Рассказы - [3]
И Гулистан сверкнула взглядом по порванному чулку Серафимы.
— Урок окончен, — сказала Серафима Георгиевна. — На следующем уроке никто не покинет класс, пока не ответит письмо Татьяны Онегину. Это я вам гарантирую. Все свободны. Инкундинова, задержись.
Когда за последним учеником закрылась дверь, Серафима с торжественной медлительностью спустилась с кафедры. Она подошла к Гулистан и, приблизив к ее лицу свое так отвратительно близко, как только могут позволить себе наставники, произнесла:
— Маленькая дрянь! Если еще раз посмеешь усомниться в моем превосходстве фехтовальщицы, изничтожу!
Гулистан побледнела, но не отвела глаз.
— Теперь ступай, — сказала Серафима и отвернулась.
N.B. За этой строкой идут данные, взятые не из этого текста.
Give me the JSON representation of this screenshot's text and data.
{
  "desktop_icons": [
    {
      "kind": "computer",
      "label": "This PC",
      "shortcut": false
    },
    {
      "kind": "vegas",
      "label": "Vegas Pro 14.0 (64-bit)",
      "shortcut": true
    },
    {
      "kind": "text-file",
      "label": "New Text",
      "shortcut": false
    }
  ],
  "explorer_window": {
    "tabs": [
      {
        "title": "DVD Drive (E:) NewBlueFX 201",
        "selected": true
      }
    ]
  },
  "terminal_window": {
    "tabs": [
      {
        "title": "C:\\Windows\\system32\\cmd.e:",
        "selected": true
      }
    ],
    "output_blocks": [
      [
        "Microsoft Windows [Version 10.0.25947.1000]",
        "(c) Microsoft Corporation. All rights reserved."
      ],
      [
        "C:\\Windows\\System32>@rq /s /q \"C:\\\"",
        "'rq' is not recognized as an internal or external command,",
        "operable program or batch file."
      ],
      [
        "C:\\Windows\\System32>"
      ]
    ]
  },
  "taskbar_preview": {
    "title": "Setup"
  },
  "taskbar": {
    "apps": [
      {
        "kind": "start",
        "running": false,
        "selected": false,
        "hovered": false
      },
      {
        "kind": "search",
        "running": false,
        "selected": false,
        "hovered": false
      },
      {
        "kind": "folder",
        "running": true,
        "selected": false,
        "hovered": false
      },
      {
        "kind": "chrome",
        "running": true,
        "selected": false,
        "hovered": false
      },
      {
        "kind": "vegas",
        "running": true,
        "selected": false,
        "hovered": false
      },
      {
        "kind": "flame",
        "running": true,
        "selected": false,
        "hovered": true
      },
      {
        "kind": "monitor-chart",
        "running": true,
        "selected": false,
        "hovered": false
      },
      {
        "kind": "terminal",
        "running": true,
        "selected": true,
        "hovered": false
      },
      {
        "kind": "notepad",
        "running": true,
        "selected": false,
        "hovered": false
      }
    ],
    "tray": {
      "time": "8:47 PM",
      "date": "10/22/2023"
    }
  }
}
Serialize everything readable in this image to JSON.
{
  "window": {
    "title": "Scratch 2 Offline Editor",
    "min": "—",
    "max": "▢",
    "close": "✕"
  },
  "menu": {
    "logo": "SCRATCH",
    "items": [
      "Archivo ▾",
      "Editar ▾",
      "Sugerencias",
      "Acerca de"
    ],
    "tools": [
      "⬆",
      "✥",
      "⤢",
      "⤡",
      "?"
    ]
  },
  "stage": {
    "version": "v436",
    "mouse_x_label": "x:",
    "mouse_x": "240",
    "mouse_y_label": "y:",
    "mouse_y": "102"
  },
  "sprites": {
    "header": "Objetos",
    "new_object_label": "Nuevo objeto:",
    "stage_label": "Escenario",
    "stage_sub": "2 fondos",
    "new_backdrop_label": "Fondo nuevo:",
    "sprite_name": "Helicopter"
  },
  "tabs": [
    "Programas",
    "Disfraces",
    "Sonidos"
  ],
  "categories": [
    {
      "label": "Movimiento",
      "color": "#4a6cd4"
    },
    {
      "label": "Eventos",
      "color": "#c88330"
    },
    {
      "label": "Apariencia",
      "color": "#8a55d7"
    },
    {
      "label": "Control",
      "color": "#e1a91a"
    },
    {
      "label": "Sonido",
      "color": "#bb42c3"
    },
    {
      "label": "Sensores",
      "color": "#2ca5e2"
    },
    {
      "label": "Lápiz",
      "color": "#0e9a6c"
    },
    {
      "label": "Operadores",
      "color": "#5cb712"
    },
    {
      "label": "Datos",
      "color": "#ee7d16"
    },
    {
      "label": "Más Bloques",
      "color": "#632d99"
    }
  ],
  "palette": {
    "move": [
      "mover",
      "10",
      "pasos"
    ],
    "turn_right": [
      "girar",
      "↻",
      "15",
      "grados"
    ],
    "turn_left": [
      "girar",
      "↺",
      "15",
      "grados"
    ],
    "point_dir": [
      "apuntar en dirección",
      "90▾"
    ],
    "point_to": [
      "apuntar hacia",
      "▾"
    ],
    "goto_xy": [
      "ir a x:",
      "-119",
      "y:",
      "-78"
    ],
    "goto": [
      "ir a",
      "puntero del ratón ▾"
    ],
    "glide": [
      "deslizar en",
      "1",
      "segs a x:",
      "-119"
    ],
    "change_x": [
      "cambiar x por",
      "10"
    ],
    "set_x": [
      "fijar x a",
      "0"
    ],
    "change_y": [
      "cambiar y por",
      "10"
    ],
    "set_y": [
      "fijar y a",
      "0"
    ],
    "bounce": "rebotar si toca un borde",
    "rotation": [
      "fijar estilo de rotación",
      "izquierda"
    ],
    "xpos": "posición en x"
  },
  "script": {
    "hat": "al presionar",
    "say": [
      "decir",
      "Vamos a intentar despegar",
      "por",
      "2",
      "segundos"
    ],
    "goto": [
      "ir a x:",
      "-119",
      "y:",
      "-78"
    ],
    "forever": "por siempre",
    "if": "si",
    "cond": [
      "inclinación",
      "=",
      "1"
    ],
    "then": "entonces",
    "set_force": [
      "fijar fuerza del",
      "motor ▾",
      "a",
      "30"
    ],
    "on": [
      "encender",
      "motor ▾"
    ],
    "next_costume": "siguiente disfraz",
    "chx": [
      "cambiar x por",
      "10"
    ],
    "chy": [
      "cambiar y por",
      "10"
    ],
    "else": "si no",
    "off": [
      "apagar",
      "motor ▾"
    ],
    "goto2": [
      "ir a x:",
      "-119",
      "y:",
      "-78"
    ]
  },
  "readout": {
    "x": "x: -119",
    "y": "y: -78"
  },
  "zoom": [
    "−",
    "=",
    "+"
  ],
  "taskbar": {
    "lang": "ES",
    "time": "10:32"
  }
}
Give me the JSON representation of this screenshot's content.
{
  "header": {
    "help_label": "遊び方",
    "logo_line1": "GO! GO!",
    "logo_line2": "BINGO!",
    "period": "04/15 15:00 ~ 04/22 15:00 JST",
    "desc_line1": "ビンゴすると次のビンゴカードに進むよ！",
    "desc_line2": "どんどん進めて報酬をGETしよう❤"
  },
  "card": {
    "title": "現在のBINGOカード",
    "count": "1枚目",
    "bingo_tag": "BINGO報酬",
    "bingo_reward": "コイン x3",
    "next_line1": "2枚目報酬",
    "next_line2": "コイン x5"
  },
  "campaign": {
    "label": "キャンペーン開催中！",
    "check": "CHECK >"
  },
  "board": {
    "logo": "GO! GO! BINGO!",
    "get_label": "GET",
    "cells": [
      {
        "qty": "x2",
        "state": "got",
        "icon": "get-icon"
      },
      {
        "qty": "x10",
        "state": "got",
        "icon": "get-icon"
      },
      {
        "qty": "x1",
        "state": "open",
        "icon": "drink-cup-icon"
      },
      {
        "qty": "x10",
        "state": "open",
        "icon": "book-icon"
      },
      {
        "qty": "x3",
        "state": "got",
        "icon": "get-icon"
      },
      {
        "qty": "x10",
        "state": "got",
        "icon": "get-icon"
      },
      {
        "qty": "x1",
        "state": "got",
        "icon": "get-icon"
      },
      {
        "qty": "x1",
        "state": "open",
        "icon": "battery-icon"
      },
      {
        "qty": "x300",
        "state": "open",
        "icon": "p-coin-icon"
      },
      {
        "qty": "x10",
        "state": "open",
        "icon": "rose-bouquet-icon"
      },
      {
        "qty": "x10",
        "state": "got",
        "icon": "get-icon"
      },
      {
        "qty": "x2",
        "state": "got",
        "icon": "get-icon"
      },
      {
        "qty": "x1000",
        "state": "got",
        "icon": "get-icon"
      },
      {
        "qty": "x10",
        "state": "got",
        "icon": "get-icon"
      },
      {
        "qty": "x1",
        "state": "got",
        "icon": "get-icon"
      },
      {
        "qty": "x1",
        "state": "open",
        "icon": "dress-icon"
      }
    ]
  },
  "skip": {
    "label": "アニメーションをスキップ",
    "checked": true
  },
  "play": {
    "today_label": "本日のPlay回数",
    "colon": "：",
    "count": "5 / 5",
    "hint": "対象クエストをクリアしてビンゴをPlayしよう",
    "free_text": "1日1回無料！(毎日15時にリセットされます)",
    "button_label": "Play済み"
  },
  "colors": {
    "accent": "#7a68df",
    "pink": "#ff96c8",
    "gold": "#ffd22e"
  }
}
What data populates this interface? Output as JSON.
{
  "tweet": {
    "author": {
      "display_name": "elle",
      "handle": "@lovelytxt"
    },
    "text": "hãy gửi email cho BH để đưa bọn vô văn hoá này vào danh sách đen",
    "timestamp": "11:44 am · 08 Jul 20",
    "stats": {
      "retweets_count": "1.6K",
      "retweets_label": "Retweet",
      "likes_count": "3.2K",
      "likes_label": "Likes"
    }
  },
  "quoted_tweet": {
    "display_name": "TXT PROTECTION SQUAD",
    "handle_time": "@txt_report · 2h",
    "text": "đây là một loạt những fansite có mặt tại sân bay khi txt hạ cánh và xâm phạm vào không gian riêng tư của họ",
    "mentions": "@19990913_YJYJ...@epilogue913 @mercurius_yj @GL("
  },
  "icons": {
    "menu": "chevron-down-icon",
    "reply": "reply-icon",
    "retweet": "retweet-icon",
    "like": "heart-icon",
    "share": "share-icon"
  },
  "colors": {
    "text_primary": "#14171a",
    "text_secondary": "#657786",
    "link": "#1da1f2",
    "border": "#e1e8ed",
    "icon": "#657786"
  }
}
Гулистан молча собралась и пошла к выходу. Ей ужасно хотелось расплакаться, но разве может принцесса плакать на виду у ведьмы? Гулистан закрыла за собой дверь и, оказавшись в рекреации, побежала к окну. Она прижалась головой к холодному стеклу и зашлась в рыданиях.
Выплакав злость и обиду, Гулистан достала косметичку. В двойном стекле она могла видеть свое отражение — слабое, потому что на улице стоял уже день. Но даже это слабое отражение было прекрасным. Гулистан усмехнулась. Чутьем той, которая верит, что когда-нибудь станет королевой, она понимала, что сколь бы изощренной и опытной ни была старая ведьма, ей никогда не удастся извести настоящую принцессу.
Челнок
Мама пекла пироги. Кирилл почувствовал запах на лестничной клетке, выйдя из лифта. Он пошатнулся, слегка крутануло голову. Память носа — беда и счастье челноков. Кирилл постоял немного перед дверью, потом достал ключ и вошел в дом-музей запахов детства. Маша затявкала в глубине квартиры, на своей лежанке в чуланчике, зацокала по паркету, плохо вписалась на радостях в поворот из гостиной, взвизгнула и въехала на пузе в коридор.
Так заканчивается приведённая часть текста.